I see literally millions of compromised records from online systems every week courtesy of maintaining Have I been pwned? (HIBP), in fact I’ve seen well over 200M of them since starting the service just under two years ago. I’ve gotten used to seeing both seriously sensitive personal data (the Adult Friend Finder breach is a good example of that) as well as “copycat” breaches (the same data dumped under different names) and outright made up incidents which have little to no basis on actual fact.
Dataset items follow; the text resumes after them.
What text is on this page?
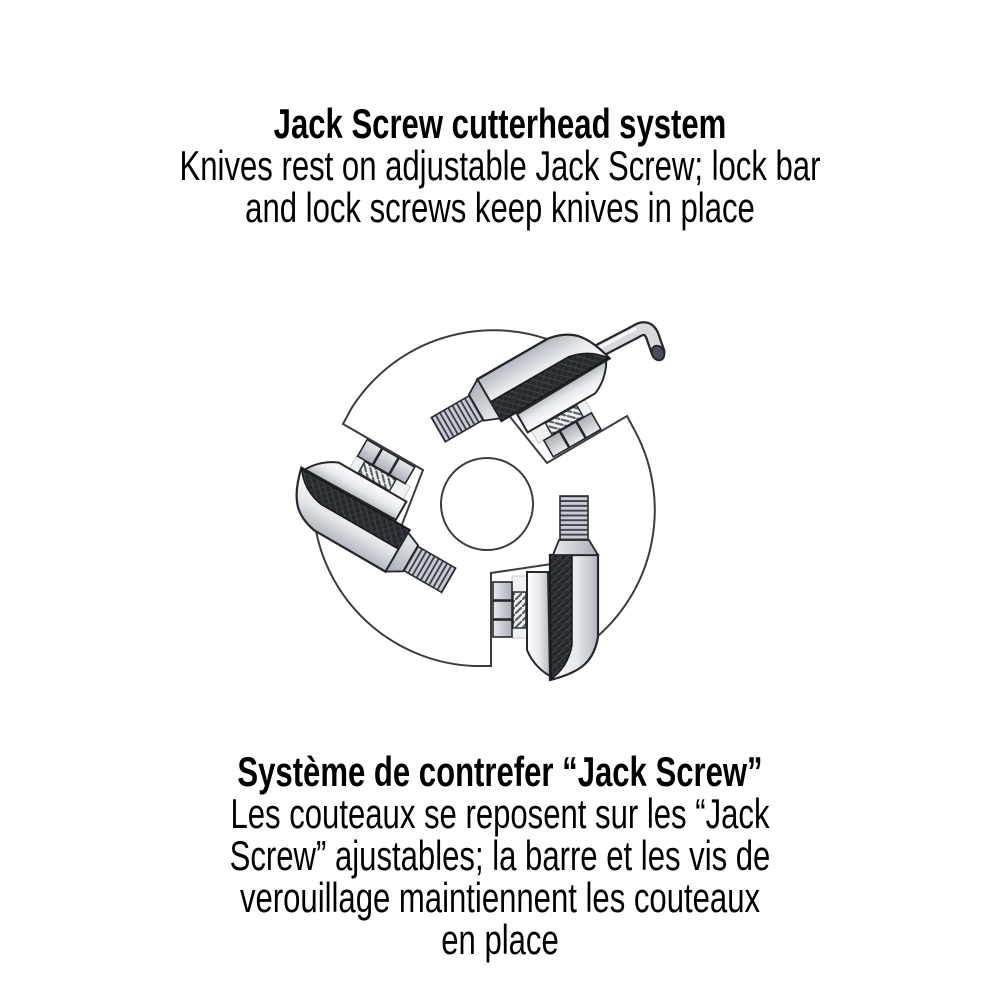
Jack Screw cutterhead system
Knives rest on adjustable Jack Screw; lock bar
and lock screws keep knives in place
Système de contrefer “Jack Screw”
Les couteaux se reposent sur les “Jack
Screw” ajustables; la barre et les vis de
verouillage maintiennent les couteaux
en place
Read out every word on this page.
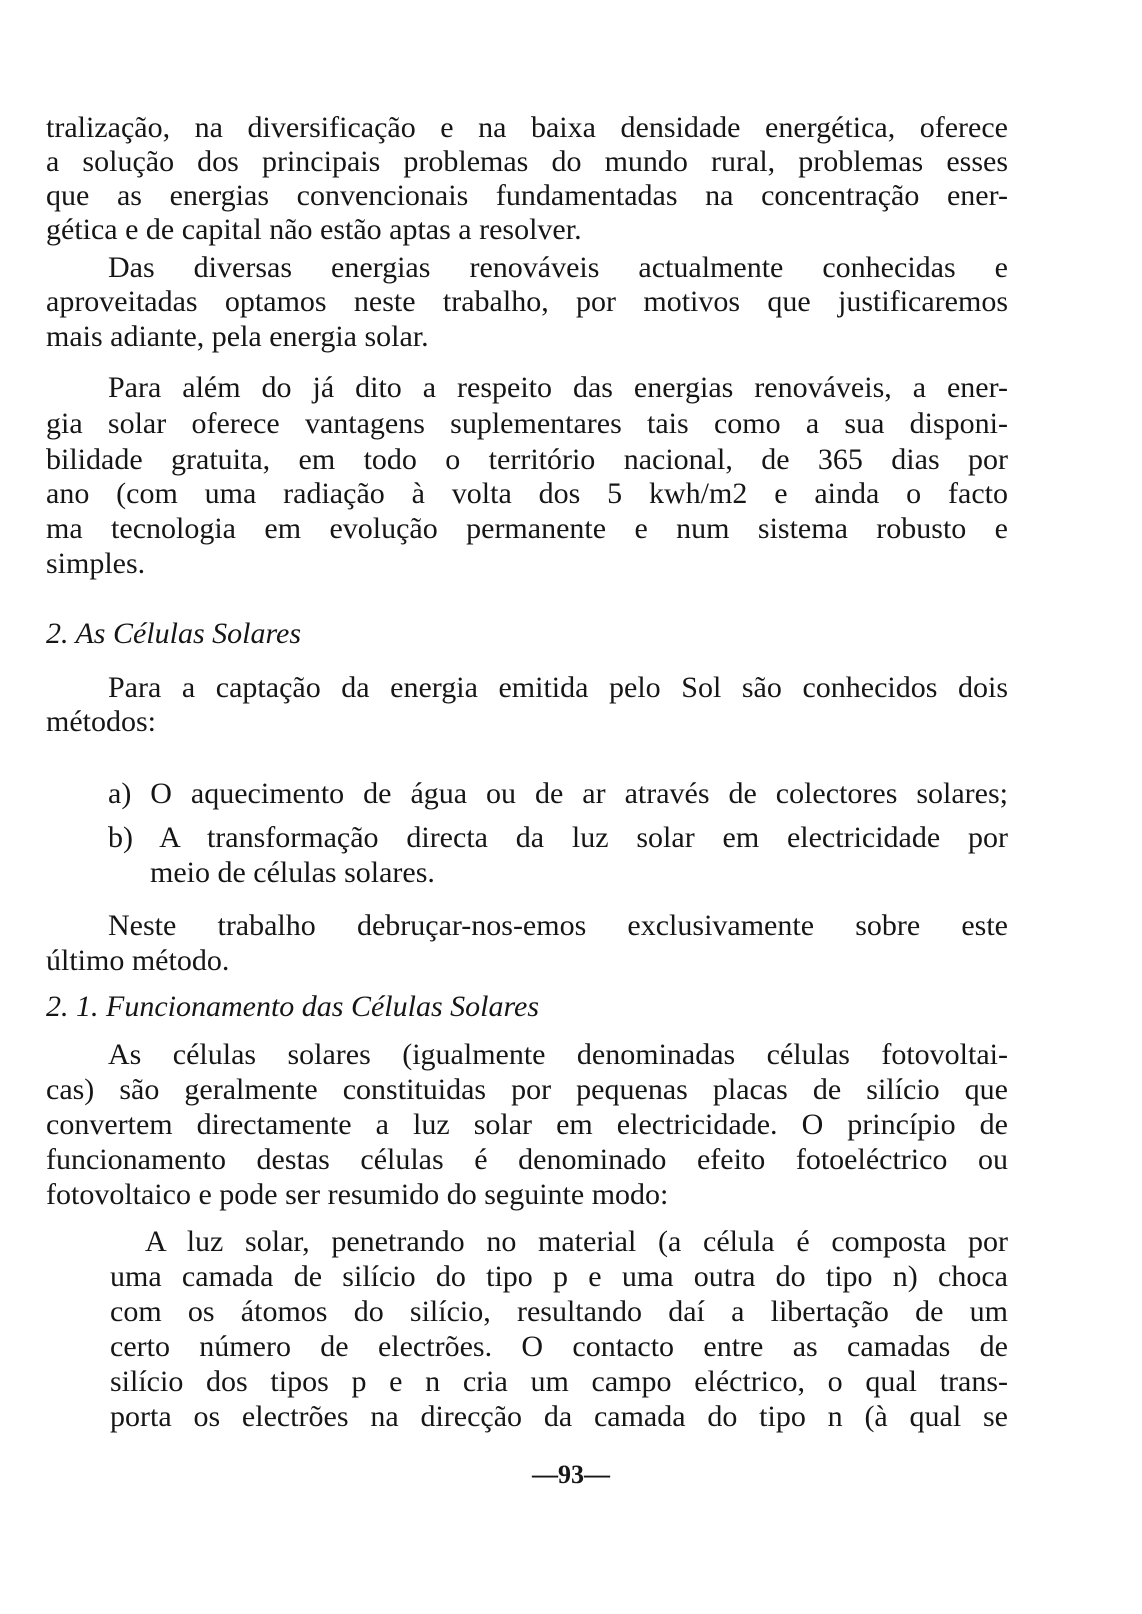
tralização, na diversificação e na baixa densidade energética, oferece
a solução dos principais problemas do mundo rural, problemas esses
que as energias convencionais fundamentadas na concentração ener-
gética e de capital não estão aptas a resolver.
Das diversas energias renováveis actualmente conhecidas e
aproveitadas optamos neste trabalho, por motivos que justificaremos
mais adiante, pela energia solar.
Para além do já dito a respeito das energias renováveis, a ener-
gia solar oferece vantagens suplementares tais como a sua disponi-
bilidade gratuita, em todo o território nacional, de 365 dias por
ano (com uma radiação à volta dos 5 kwh/m2 e ainda o facto
ma tecnologia em evolução permanente e num sistema robusto e
simples.
2. As Células Solares
Para a captação da energia emitida pelo Sol são conhecidos dois
métodos:
a) O aquecimento de água ou de ar através de colectores solares;
b) A transformação directa da luz solar em electricidade por
meio de células solares.
Neste trabalho debruçar-nos-emos exclusivamente sobre este
último método.
2. 1. Funcionamento das Células Solares
As células solares (igualmente denominadas células fotovoltai-
cas) são geralmente constituidas por pequenas placas de silício que
convertem directamente a luz solar em electricidade. O princípio de
funcionamento destas células é denominado efeito fotoeléctrico ou
fotovoltaico e pode ser resumido do seguinte modo:
A luz solar, penetrando no material (a célula é composta por
uma camada de silício do tipo p e uma outra do tipo n) choca
com os átomos do silício, resultando daí a libertação de um
certo número de electrões. O contacto entre as camadas de
silício dos tipos p e n cria um campo eléctrico, o qual trans-
porta os electrões na direcção da camada do tipo n (à qual se
—93—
I’m always interested when personal data is leaked online and I’m especially interested when it hits the mainstream headlines in spectacular fashion as its done today:
This was headline news in the Aussie papers and all over the TV news programs as well. It’s not just us though, in fact there’s a mere 8 of us in the “hit list”. The story is making headlines globally right now:
Nothing makes headlines like a combination of ISIS / hackers / terrorism! But how much of a threat is this really? I decided to take a much closer look at the data, let me share what I found.
Understanding the data
Firstly, here’s what’s in the link that’s presently doing the rounds:
Whilst I’m not going to reproduce any of the data in an identifiable fashion here nor link directly to the sites hosting it (which is often behind Tor hidden services), it’s easily discoverable by anyone with an interest in it. The column headers above are entirely self-explanatory so I won’t dwell on those, but I can talk about the discoverability and likely sources of the data contained in the 1,481 rows in the table. (Note: some of these records are also duplicates with near identical data for the same individual.)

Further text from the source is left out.